Taking moments about end B, we have,
- 4.596 - 8 × 2.5 + RA × 4 + 2.9693 = 0
giving RA = 5.4066 kN
(b) Next considering the free body diagram of the two spans ABC shown in Figure (b) the end couples are MAB = - 4.596 kNm and MBC = + 5.7134 kNm. The moment MBA and MBC at the intermediate support B cancel out each other as they are equal in magnitude but opposite in sign. The concentrate load of 8 kN is acting in span AB and a uniformly distributed load of 3 kN/m over span BC. The support reaction at A, B, C is RA, RB, RC of which RA is known to be 5.4066 kN.

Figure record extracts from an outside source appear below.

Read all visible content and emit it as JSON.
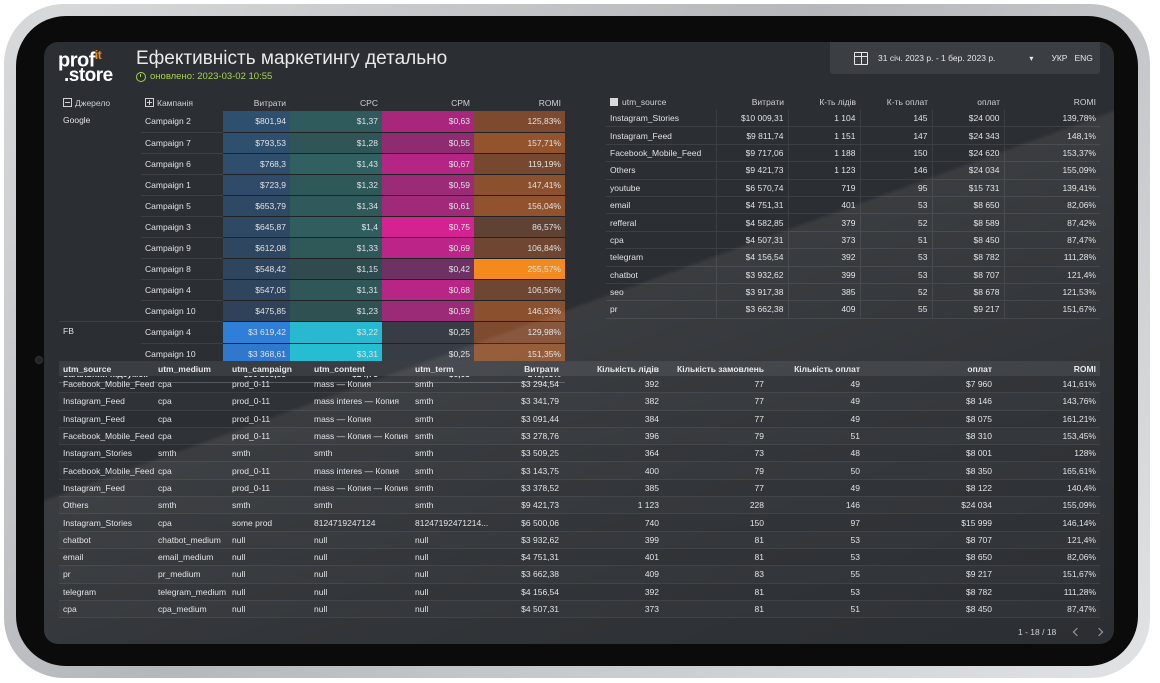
{
  "header": {
    "logo_line1": "prof",
    "logo_it": "it",
    "logo_line2": ".store",
    "title": "Ефективність маркетингу детально",
    "updated": "оновлено: 2023-03-02 10:55",
    "date_range": "31 січ. 2023 р. - 1 бер. 2023 р.",
    "dropdown_arrow": "▾",
    "lang_ukr": "УКР",
    "lang_eng": "ENG"
  },
  "campaigns": {
    "headers": {
      "source": "Джерело",
      "campaign": "Кампанія",
      "spend": "Витрати",
      "cpc": "CPC",
      "cpm": "CPM",
      "romi": "ROMI"
    },
    "rows": [
      {
        "source": "Google",
        "campaign": "Campaign 2",
        "spend": "$801,94",
        "cpc": "$1,37",
        "cpm": "$0,63",
        "romi": "125,83%",
        "cs": "#2f4f6f",
        "cc": "#2f5b5c",
        "cm": "#a8267c",
        "cr": "#7d4a30"
      },
      {
        "source": "",
        "campaign": "Campaign 7",
        "spend": "$793,53",
        "cpc": "$1,28",
        "cpm": "$0,55",
        "romi": "157,71%",
        "cs": "#2f4f6f",
        "cc": "#2f5556",
        "cm": "#8f2b71",
        "cr": "#92532d"
      },
      {
        "source": "",
        "campaign": "Campaign 6",
        "spend": "$768,3",
        "cpc": "$1,43",
        "cpm": "$0,67",
        "romi": "119,19%",
        "cs": "#2f4d6c",
        "cc": "#30605f",
        "cm": "#b52584",
        "cr": "#774830"
      },
      {
        "source": "",
        "campaign": "Campaign 1",
        "spend": "$723,9",
        "cpc": "$1,32",
        "cpm": "$0,59",
        "romi": "147,41%",
        "cs": "#2f4b69",
        "cc": "#2f5859",
        "cm": "#9b2a77",
        "cr": "#8b502e"
      },
      {
        "source": "",
        "campaign": "Campaign 5",
        "spend": "$653,79",
        "cpc": "$1,34",
        "cpm": "$0,61",
        "romi": "156,04%",
        "cs": "#2f4864",
        "cc": "#2f595a",
        "cm": "#a1297a",
        "cr": "#91532d"
      },
      {
        "source": "",
        "campaign": "Campaign 3",
        "spend": "$645,87",
        "cpc": "$1,4",
        "cpm": "$0,75",
        "romi": "86,57%",
        "cs": "#2f4863",
        "cc": "#305e5e",
        "cm": "#d42290",
        "cr": "#5f4233"
      },
      {
        "source": "",
        "campaign": "Campaign 9",
        "spend": "$612,08",
        "cpc": "$1,33",
        "cpm": "$0,69",
        "romi": "106,84%",
        "cs": "#2f4661",
        "cc": "#2f5859",
        "cm": "#bc2487",
        "cr": "#6f4631"
      },
      {
        "source": "",
        "campaign": "Campaign 8",
        "spend": "$548,42",
        "cpc": "$1,15",
        "cpm": "$0,42",
        "romi": "255,57%",
        "cs": "#2f445d",
        "cc": "#2f4b4e",
        "cm": "#6e3163",
        "cr": "#f28a1d"
      },
      {
        "source": "",
        "campaign": "Campaign 4",
        "spend": "$547,05",
        "cpc": "$1,31",
        "cpm": "$0,68",
        "romi": "106,56%",
        "cs": "#2f445d",
        "cc": "#2f5758",
        "cm": "#b72585",
        "cr": "#6f4631"
      },
      {
        "source": "",
        "campaign": "Campaign 10",
        "spend": "$475,85",
        "cpc": "$1,23",
        "cpm": "$0,59",
        "romi": "146,93%",
        "cs": "#2f4259",
        "cc": "#2f5152",
        "cm": "#9b2a77",
        "cr": "#8b502e"
      },
      {
        "source": "FB",
        "campaign": "Campaign 4",
        "spend": "$3 619,42",
        "cpc": "$3,22",
        "cpm": "$0,25",
        "romi": "129,98%",
        "cs": "#2f7ed8",
        "cc": "#28b8cf",
        "cm": "#383c44",
        "cr": "#7f4b2f"
      },
      {
        "source": "",
        "campaign": "Campaign 10",
        "spend": "$3 368,61",
        "cpc": "$3,31",
        "cpm": "$0,25",
        "romi": "151,35%",
        "cs": "#2f78cd",
        "cc": "#26bdd3",
        "cm": "#383c44",
        "cr": "#8e522d"
      }
    ],
    "total": {
      "label": "Загальний підсумок",
      "spend": "$36 108,85",
      "cpc": "$24,75",
      "cpm": "$0,03",
      "romi": "145,63%"
    }
  },
  "sources": {
    "headers": {
      "source": "utm_source",
      "spend": "Витрати",
      "leads": "К-ть лідів",
      "payments": "К-ть оплат",
      "paid": "оплат",
      "romi": "ROMI"
    },
    "rows": [
      {
        "source": "Instagram_Stories",
        "spend": "$10 009,31",
        "leads": "1 104",
        "payments": "145",
        "paid": "$24 000",
        "romi": "139,78%"
      },
      {
        "source": "Instagram_Feed",
        "spend": "$9 811,74",
        "leads": "1 151",
        "payments": "147",
        "paid": "$24 343",
        "romi": "148,1%"
      },
      {
        "source": "Facebook_Mobile_Feed",
        "spend": "$9 717,06",
        "leads": "1 188",
        "payments": "150",
        "paid": "$24 620",
        "romi": "153,37%"
      },
      {
        "source": "Others",
        "spend": "$9 421,73",
        "leads": "1 123",
        "payments": "146",
        "paid": "$24 034",
        "romi": "155,09%"
      },
      {
        "source": "youtube",
        "spend": "$6 570,74",
        "leads": "719",
        "payments": "95",
        "paid": "$15 731",
        "romi": "139,41%"
      },
      {
        "source": "email",
        "spend": "$4 751,31",
        "leads": "401",
        "payments": "53",
        "paid": "$8 650",
        "romi": "82,06%"
      },
      {
        "source": "refferal",
        "spend": "$4 582,85",
        "leads": "379",
        "payments": "52",
        "paid": "$8 589",
        "romi": "87,42%"
      },
      {
        "source": "cpa",
        "spend": "$4 507,31",
        "leads": "373",
        "payments": "51",
        "paid": "$8 450",
        "romi": "87,47%"
      },
      {
        "source": "telegram",
        "spend": "$4 156,54",
        "leads": "392",
        "payments": "53",
        "paid": "$8 782",
        "romi": "111,28%"
      },
      {
        "source": "chatbot",
        "spend": "$3 932,62",
        "leads": "399",
        "payments": "53",
        "paid": "$8 707",
        "romi": "121,4%"
      },
      {
        "source": "seo",
        "spend": "$3 917,38",
        "leads": "385",
        "payments": "52",
        "paid": "$8 678",
        "romi": "121,53%"
      },
      {
        "source": "pr",
        "spend": "$3 662,38",
        "leads": "409",
        "payments": "55",
        "paid": "$9 217",
        "romi": "151,67%"
      }
    ]
  },
  "details": {
    "headers": {
      "source": "utm_source",
      "medium": "utm_medium",
      "campaign": "utm_campaign",
      "content": "utm_content",
      "term": "utm_term",
      "spend": "Витрати",
      "leads": "Кількість лідів",
      "orders": "Кількість замовлень",
      "payments": "Кількість оплат",
      "paid": "оплат",
      "romi": "ROMI"
    },
    "rows": [
      {
        "source": "Facebook_Mobile_Feed",
        "medium": "cpa",
        "campaign": "prod_0-11",
        "content": "mass — Копия",
        "term": "smth",
        "spend": "$3 294,54",
        "leads": "392",
        "orders": "77",
        "payments": "49",
        "paid": "$7 960",
        "romi": "141,61%"
      },
      {
        "source": "Instagram_Feed",
        "medium": "cpa",
        "campaign": "prod_0-11",
        "content": "mass interes — Копия",
        "term": "smth",
        "spend": "$3 341,79",
        "leads": "382",
        "orders": "77",
        "payments": "49",
        "paid": "$8 146",
        "romi": "143,76%"
      },
      {
        "source": "Instagram_Feed",
        "medium": "cpa",
        "campaign": "prod_0-11",
        "content": "mass — Копия",
        "term": "smth",
        "spend": "$3 091,44",
        "leads": "384",
        "orders": "77",
        "payments": "49",
        "paid": "$8 075",
        "romi": "161,21%"
      },
      {
        "source": "Facebook_Mobile_Feed",
        "medium": "cpa",
        "campaign": "prod_0-11",
        "content": "mass — Копия — Копия",
        "term": "smth",
        "spend": "$3 278,76",
        "leads": "396",
        "orders": "79",
        "payments": "51",
        "paid": "$8 310",
        "romi": "153,45%"
      },
      {
        "source": "Instagram_Stories",
        "medium": "smth",
        "campaign": "smth",
        "content": "smth",
        "term": "smth",
        "spend": "$3 509,25",
        "leads": "364",
        "orders": "73",
        "payments": "48",
        "paid": "$8 001",
        "romi": "128%"
      },
      {
        "source": "Facebook_Mobile_Feed",
        "medium": "cpa",
        "campaign": "prod_0-11",
        "content": "mass interes — Копия",
        "term": "smth",
        "spend": "$3 143,75",
        "leads": "400",
        "orders": "79",
        "payments": "50",
        "paid": "$8 350",
        "romi": "165,61%"
      },
      {
        "source": "Instagram_Feed",
        "medium": "cpa",
        "campaign": "prod_0-11",
        "content": "mass — Копия — Копия",
        "term": "smth",
        "spend": "$3 378,52",
        "leads": "385",
        "orders": "77",
        "payments": "49",
        "paid": "$8 122",
        "romi": "140,4%"
      },
      {
        "source": "Others",
        "medium": "smth",
        "campaign": "smth",
        "content": "smth",
        "term": "smth",
        "spend": "$9 421,73",
        "leads": "1 123",
        "orders": "228",
        "payments": "146",
        "paid": "$24 034",
        "romi": "155,09%"
      },
      {
        "source": "Instagram_Stories",
        "medium": "cpa",
        "campaign": "some prod",
        "content": "8124719247124",
        "term": "81247192471214...",
        "spend": "$6 500,06",
        "leads": "740",
        "orders": "150",
        "payments": "97",
        "paid": "$15 999",
        "romi": "146,14%"
      },
      {
        "source": "chatbot",
        "medium": "chatbot_medium",
        "campaign": "null",
        "content": "null",
        "term": "null",
        "spend": "$3 932,62",
        "leads": "399",
        "orders": "81",
        "payments": "53",
        "paid": "$8 707",
        "romi": "121,4%"
      },
      {
        "source": "email",
        "medium": "email_medium",
        "campaign": "null",
        "content": "null",
        "term": "null",
        "spend": "$4 751,31",
        "leads": "401",
        "orders": "81",
        "payments": "53",
        "paid": "$8 650",
        "romi": "82,06%"
      },
      {
        "source": "pr",
        "medium": "pr_medium",
        "campaign": "null",
        "content": "null",
        "term": "null",
        "spend": "$3 662,38",
        "leads": "409",
        "orders": "83",
        "payments": "55",
        "paid": "$9 217",
        "romi": "151,67%"
      },
      {
        "source": "telegram",
        "medium": "telegram_medium",
        "campaign": "null",
        "content": "null",
        "term": "null",
        "spend": "$4 156,54",
        "leads": "392",
        "orders": "81",
        "payments": "53",
        "paid": "$8 782",
        "romi": "111,28%"
      },
      {
        "source": "cpa",
        "medium": "cpa_medium",
        "campaign": "null",
        "content": "null",
        "term": "null",
        "spend": "$4 507,31",
        "leads": "373",
        "orders": "81",
        "payments": "51",
        "paid": "$8 450",
        "romi": "87,47%"
      }
    ],
    "pagination": "1 - 18 / 18"
  }
}
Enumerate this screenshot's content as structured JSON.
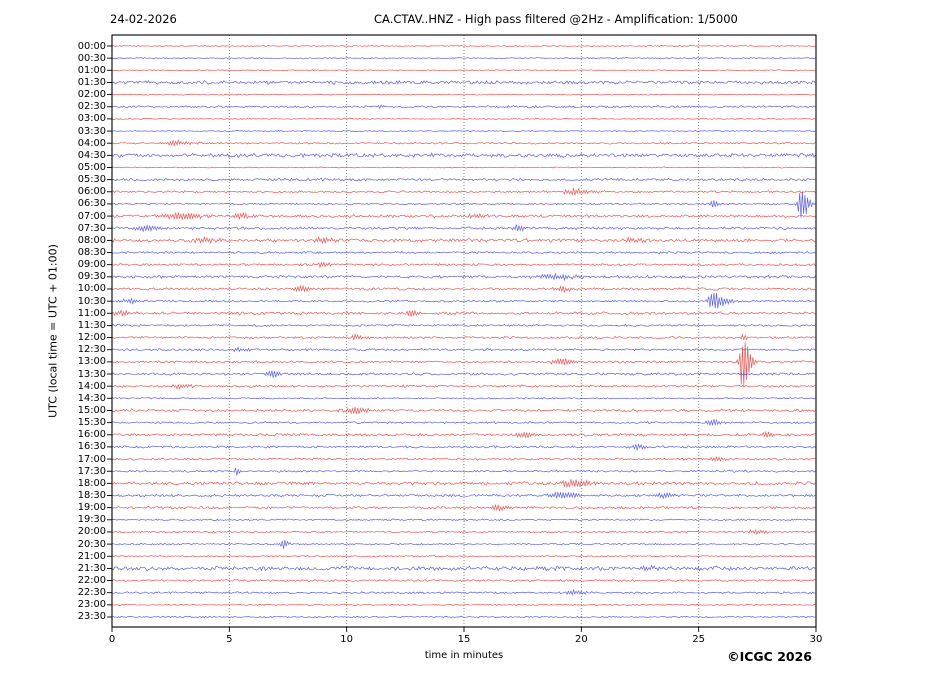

∴ Taking moment of all forces about point C, we have
- 4.5960 + 5.7134 - 8 × 6.5 - (3 × 4) × 2 + 5.4066 × 8 + RB × 4 = 0
giving RB = 7.9076 kN . . . (ii)
(c) Similarly, from free body of CD, shown in Figure 9(c), we get the equation (taking moment about point C)
- 5.7134 + 2.4833 + 16 × 1 - RD × 3 = 0
giving RD = 4.2564 kN
Again from free body of BCD shown in Figure (d), taking moments about B, we get,
- 2.9693 + 2.4833 + (3 × 4) × 2 + 16 × 5
- RC × 4 - 4.2566 × 7 = 0
giving RC = 18.4294
Thus, the four support reaction is as follows:
RA = 5.4066 kN
RB = 7.9076 kN
RC = 18.4294 kN
RD = 4.2564 kN
The sum of all these reaction is 36 kN which is the same as the total downward load, i.e. 8 + 3 × 4 + 16 = 36 kN.